Microburst brings trouble to town
Eudora Nursing Center, area fielded brunt of Friday’s microburst
A few reminders of Friday's storm remained earlier this week as crunched twigs and leaves littered streets near Nottingham Elementary School and tarps covered portions of the Eudora Nursing Center.
The nursing center was hit hardest, as two end walls and the roof on the south wing sustained damage, said Police Chief Bill Long. The center moved residents out of the wing Friday night.
Tuesday morning, tarps covered the south side roof and walls, and tarps patched other sections of the roof. Yellow tape marked off the south section of the building. Workers had a large truck parked on the south lawn loaded with items, and two beds remained on the lawn.
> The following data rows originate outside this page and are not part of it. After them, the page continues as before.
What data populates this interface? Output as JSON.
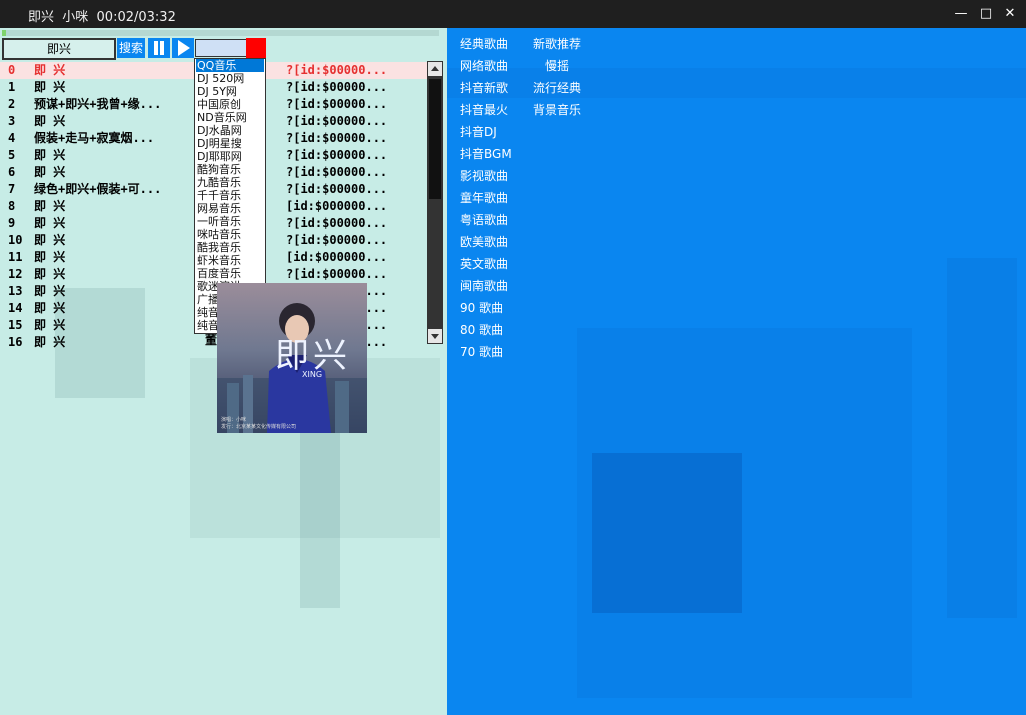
{
  "window": {
    "title": "即兴  小咪  00:02/03:32",
    "minimize_glyph": "—",
    "maximize_glyph": "□",
    "close_glyph": "✕"
  },
  "player": {
    "progress_fraction": 0.01,
    "search_value": "即兴",
    "search_label": "搜索",
    "source_select_value": ""
  },
  "songs": [
    {
      "index": "0",
      "title": "即 兴",
      "code": "?[id:$00000..."
    },
    {
      "index": "1",
      "title": "即 兴",
      "code": "?[id:$00000..."
    },
    {
      "index": "2",
      "title": "预谋+即兴+我曾+缘...",
      "code": "?[id:$00000..."
    },
    {
      "index": "3",
      "title": "即 兴",
      "code": "?[id:$00000..."
    },
    {
      "index": "4",
      "title": "假装+走马+寂寞烟...",
      "code": "?[id:$00000..."
    },
    {
      "index": "5",
      "title": "即 兴",
      "code": "?[id:$00000..."
    },
    {
      "index": "6",
      "title": "即 兴",
      "code": "?[id:$00000..."
    },
    {
      "index": "7",
      "title": "绿色+即兴+假装+可...",
      "code": "?[id:$00000..."
    },
    {
      "index": "8",
      "title": "即 兴",
      "code": "[id:$000000..."
    },
    {
      "index": "9",
      "title": "即 兴",
      "code": "?[id:$00000..."
    },
    {
      "index": "10",
      "title": "即 兴",
      "code": "?[id:$00000..."
    },
    {
      "index": "11",
      "title": "即 兴",
      "code": "[id:$000000..."
    },
    {
      "index": "12",
      "title": "即 兴",
      "code": "?[id:$00000..."
    },
    {
      "index": "13",
      "title": "即 兴",
      "code": "[id:$000000..."
    },
    {
      "index": "14",
      "title": "即 兴",
      "code": "?[id:$00000..."
    },
    {
      "index": "15",
      "title": "即 兴",
      "code": "?[id:$00000..."
    },
    {
      "index": "16",
      "title": "即 兴",
      "code": "?[id:$00000..."
    }
  ],
  "sources": [
    "QQ音乐",
    "DJ 520网",
    "DJ 5Y网",
    "中国原创",
    "ND音乐网",
    "DJ水晶网",
    "DJ明星搜",
    "DJ耶耶网",
    "酷狗音乐",
    "九酷音乐",
    "千千音乐",
    "网易音乐",
    "一听音乐",
    "咪咕音乐",
    "酷我音乐",
    "虾米音乐",
    "百度音乐",
    "歌迷演讲",
    "广播历史",
    "纯音乐",
    "纯音听蛙"
  ],
  "bottom_partial_text": "董心羽",
  "categories_left": [
    "经典歌曲",
    "网络歌曲",
    "抖音新歌",
    "抖音最火",
    "抖音DJ",
    "抖音BGM",
    "影视歌曲",
    "童年歌曲",
    "粤语歌曲",
    "欧美歌曲",
    "英文歌曲",
    "闽南歌曲",
    "90 歌曲",
    "80 歌曲",
    "70 歌曲"
  ],
  "categories_right": [
    "新歌推荐",
    "慢摇",
    "流行经典",
    "背景音乐"
  ],
  "album": {
    "big_text": "即兴",
    "tag_text": "XING",
    "small_text": "演唱：小咪\n发行：北京某某文化传媒有限公司"
  },
  "colors": {
    "accent": "#0a86f0",
    "left_bg": "#c7ece6",
    "active_row_text": "#e53030",
    "progress": "#7fd36c"
  }
}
A spokesperson for the center wouldn't say what work was being done on the building or where residents were staying. Business manager Thomas Spickelmire said the center wasn't allowed to comment.
Other damage around town included tree damage and downed power lines, Long said. A house near the nursing center was particularly hard hit, he said.
"There were some other houses that had minimal shingle damage," Long said.
The area of town near the nursing home east to west from Church to Pine streets and north to south from 12th street to K-10 seemed to take the brunt of the storm, Long said.
"If you weren't in that area of town, it wasn't that windy."
A microburst caused the damage, said Paula Phillips, emergency manager for Douglas County Emergency Management.
"It's like taking a bucket of wind and dumping it," she told the city council Monday night.
Council member Willene Blackburn said Eudorans asked her why tornado sirens hadn't gone off Friday night.
Phillips said the policy to use the sirens required the threat or evidence of a tornado, neither of which fit Friday's storm.
The weather interrupted the Louisburg-Eudora varsity football game in the second quarter, sending football fans home or to shelter at Nottingham.
Recreation director Dianna Beebe said she had clean-up projects at area parks as a result of the storm.
Electric Superintendent Eldon Brown said the city contracted outside help for tree clean-up around town, ending up with about seven loads of trees.
"When the trees blow around a lot they wreak havoc on everything," Brown said.
He estimated about 15 blocks lost electricity, thanks to the storm.
"We had more than our share," he said.
The storm also kept Eudora Fire Chief Spencer McCabe and other firefighters busy. Before the storm hit, McCabe said they had already made four runs.
"We'd been running all day by then," McCabe said.
The department answered nine calls related to the storm, including the call at the Eudora Nursing Center. He said most other calls were related to downed power lines.
At Monday's city council meeting, Mayor Ron Conner commended police officers, fire fighters and others in the community for their response to the storm as well as residents for taking care of damaged property.
"With the exception of a few spots, they were cleaned up and back to normal," Conner said.
He asked Phillips how the city could improve its response. Phillips told the council it acted wisely when it had the De Soto building inspector examine buildings after the storm in lieu of Eudora building inspector Rick Treas, who was unavailable.
She suggested the city create an emergency plan that would establish responsibilities if Conner or other city officials were unavailable as well as address debris disposal.
Phillips also praised authorities and other city officials for their response to the storm.
"I think you should be pleased and proud," Phillips said. "They did an excellent job taking charge of the situation and making hard decisions."